Vor Beginn einer statistischen Auswertung erstellt sie zunächst Plausibilitätschecks. Nach Vorliegen der Daten programmiert Großer die komplette Auswertungsroutine. Dies geschieht in Absprache mit einem Projektstatistiker. Die Ergebnisse werden im Team besprochen, und es wird festgelegt, was in welcher Form veröffentlicht wird. Abschließend bereitet Großer Tabellen und Grafiken für Artikel und Veröffentlichungen auf. "Während eines Projekts halte ich engen Kontakt mit den anderen Projektmitgliedern. Wir Dokumentare sind häufig die einzigen, die den gesamten Ablauf eines Projekts planen und verwalten.

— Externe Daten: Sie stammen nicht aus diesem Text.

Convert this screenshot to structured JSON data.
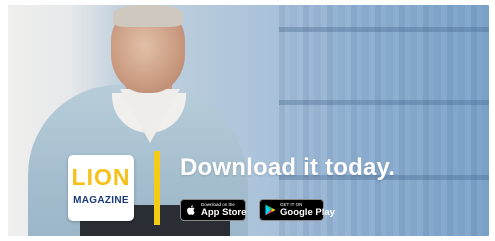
{
  "logo": {
    "top": "LION",
    "bottom": "MAGAZINE"
  },
  "headline": "Download it today.",
  "badges": {
    "apple": {
      "small": "Download on the",
      "big": "App Store",
      "icon": "apple-icon"
    },
    "google": {
      "small": "GET IT ON",
      "big": "Google Play",
      "icon": "google-play-icon"
    }
  },
  "colors": {
    "accent": "#f5cb16",
    "logo_blue": "#1a3a78",
    "background": "#8fb1d3"
  }
}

Doch diesen Überblick im Kopf zu haben heißt noch lange nicht, Ärzte und Wissenschaftler von der Richtigkeit unserer Arbeit überzeugen zu können. Da sind Kommunikationsstärke, Kompromissbereitschaft und Durchsetzungsvermögen unabdingbar", erläutert Großer. Ein wesentlicher Teil ihrer Arbeit besteht in der Planung und Durchführung von Statistikprogramm-Seminaren. Großer: "Ich kann sehr eigenständig arbeiten, habe großen Entwicklungsspielraum und kann eigene Ideen einbringen. Ebenso lerne ich immer wieder neue Teilbereiche der Medizin kennen." So hat sie fast zehn Jahre lang das Hamburger Projekt Externe Qualitätssicherung Schlaganfall betreut und im Zuge des Projektverlaufs an die 12 000 Datensätze bearbeitet: "Da bekommt man das eine oder andere menschliche Schicksal hautnah mit. Ich musste erst einmal lernen, dazu einen professionellen Abstand zu gewinnen."

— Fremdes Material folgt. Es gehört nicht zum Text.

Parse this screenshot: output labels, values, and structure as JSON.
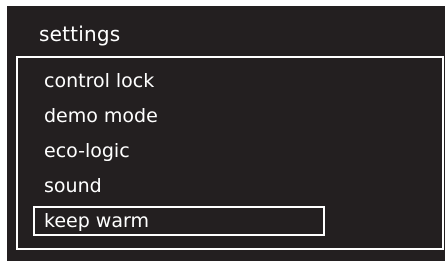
{
  "screen": {
    "title": "settings",
    "menu": {
      "items": [
        {
          "label": "control lock",
          "selected": false
        },
        {
          "label": "demo mode",
          "selected": false
        },
        {
          "label": "eco-logic",
          "selected": false
        },
        {
          "label": "sound",
          "selected": false
        },
        {
          "label": "keep warm",
          "selected": true
        }
      ]
    }
  },
  "colors": {
    "background": "#231f20",
    "foreground": "#ffffff",
    "page": "#ffffff"
  }
}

Wie die DVMD-Geschäftsführerin Sabine Kapsammer berichtet, gibt es vor allem in den deutschen Ballungsgebieten derzeit sehr viele freie Stellen für MD und MDA. "Durch die Dokumentationspflicht entstehen speziell im Krankenhaus komplexe Systeme, die nicht mehr allein von Ärzten und Pflegern übernommen werden können. Ein Grund für den steigenden Bedarf sind auch die immer komplizierter werdenden Vorschriften für Markteinführungen", erläutert Kapsammer.

Die Aufgabengebiete der Dokumentare sind so unterschiedlich und vielfältig wie die Arbeitgeber. Neben Kliniken, Krankenkassen und medizinisch-wissenschaftlichen Instituten stellt vor allem die pharmazeutische Industrie die Spezialisten ein. Häufige Jobbezeichnungen sind Datamanager oder SAS-Programmer. Als Großer vor acht Jahren nicht mehr im Labor arbeiten konnte, brach für sie eine Welt zusammen. Heute sieht sie das anders. "Der Einstieg in die medizinische Dokumentation war das Beste, was mir passieren konnte."